Gasmi, A, Nasreen, A, Menzel, A, Gasmi Benahmed, A, Pivina, L, Noor, S, Peana, M, Chirumbolo, S, Bjørklund, G
Molecules (Basel, Switzerland). 2022;(1)
Abstract
Neurotransmitters (NTs) are biologically active chemicals, which mediate the electrochemical transmission between neurons. NTs control numerous organic functions particularly crucial for life, including movement, emotional responses, and the physical ability to feel pleasure and pain. These molecules are synthesized from simple, very common precursors. Many types of NTs have both excitatory and inhibitory effects.
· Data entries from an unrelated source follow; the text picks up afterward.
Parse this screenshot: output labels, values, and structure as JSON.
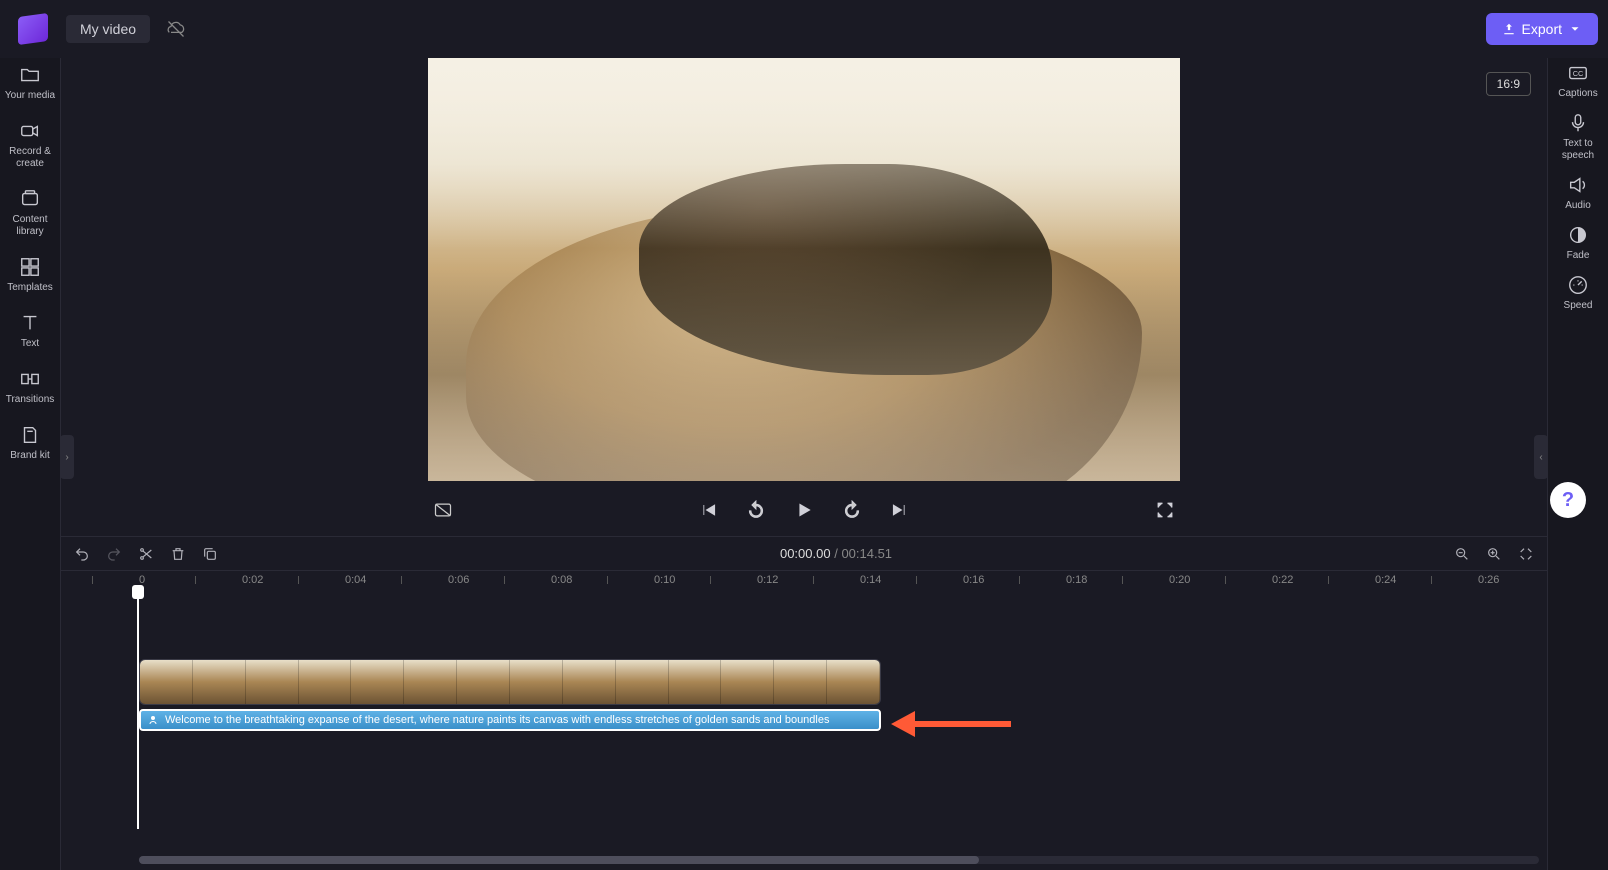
{
  "header": {
    "project_name": "My video",
    "export_label": "Export"
  },
  "left_rail": {
    "items": [
      {
        "label": "Your media",
        "name": "your-media"
      },
      {
        "label": "Record & create",
        "name": "record-create"
      },
      {
        "label": "Content library",
        "name": "content-library"
      },
      {
        "label": "Templates",
        "name": "templates"
      },
      {
        "label": "Text",
        "name": "text"
      },
      {
        "label": "Transitions",
        "name": "transitions"
      },
      {
        "label": "Brand kit",
        "name": "brand-kit"
      }
    ]
  },
  "right_rail": {
    "items": [
      {
        "label": "Captions",
        "icon": "cc",
        "name": "captions"
      },
      {
        "label": "Text to speech",
        "icon": "tts",
        "name": "text-to-speech"
      },
      {
        "label": "Audio",
        "icon": "speaker",
        "name": "audio"
      },
      {
        "label": "Fade",
        "icon": "fade",
        "name": "fade"
      },
      {
        "label": "Speed",
        "icon": "gauge",
        "name": "speed"
      }
    ]
  },
  "preview": {
    "aspect_label": "16:9"
  },
  "transport": {
    "current_time": "00:00.00",
    "duration": "00:14.51"
  },
  "timeline": {
    "ticks": [
      "0",
      "0:02",
      "0:04",
      "0:06",
      "0:08",
      "0:10",
      "0:12",
      "0:14",
      "0:16",
      "0:18",
      "0:20",
      "0:22",
      "0:24",
      "0:26"
    ],
    "audio_clip_text": "Welcome to the breathtaking expanse of the desert, where nature paints its canvas with endless stretches of golden sands and boundles"
  },
  "help_label": "?"
}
Neurotransmitters' imbalance can cause many diseases and disorders, such as Parkinson's disease, depression, insomnia, increased anxiety, memory loss, etc. Natural food sources containing NTs and/or their precursors would be a potential option to help maintain the balance of NTs to prevent brain and psychiatric disorders. The level of NTs could be influenced, therefore, by targeting dietary habits and nutritional regimens. The progressive implementation of nutritional approaches in clinical practice has made it necessary to infer more about some of the nutritional NTs in neuropsychiatry. However, the importance of the intake of nutritional NTs requires further understanding, since there are no prior significant studies about their bioavailability, clinical significance, and effects on nerve cells. Interventional strategies supported by evidence should be encouraged.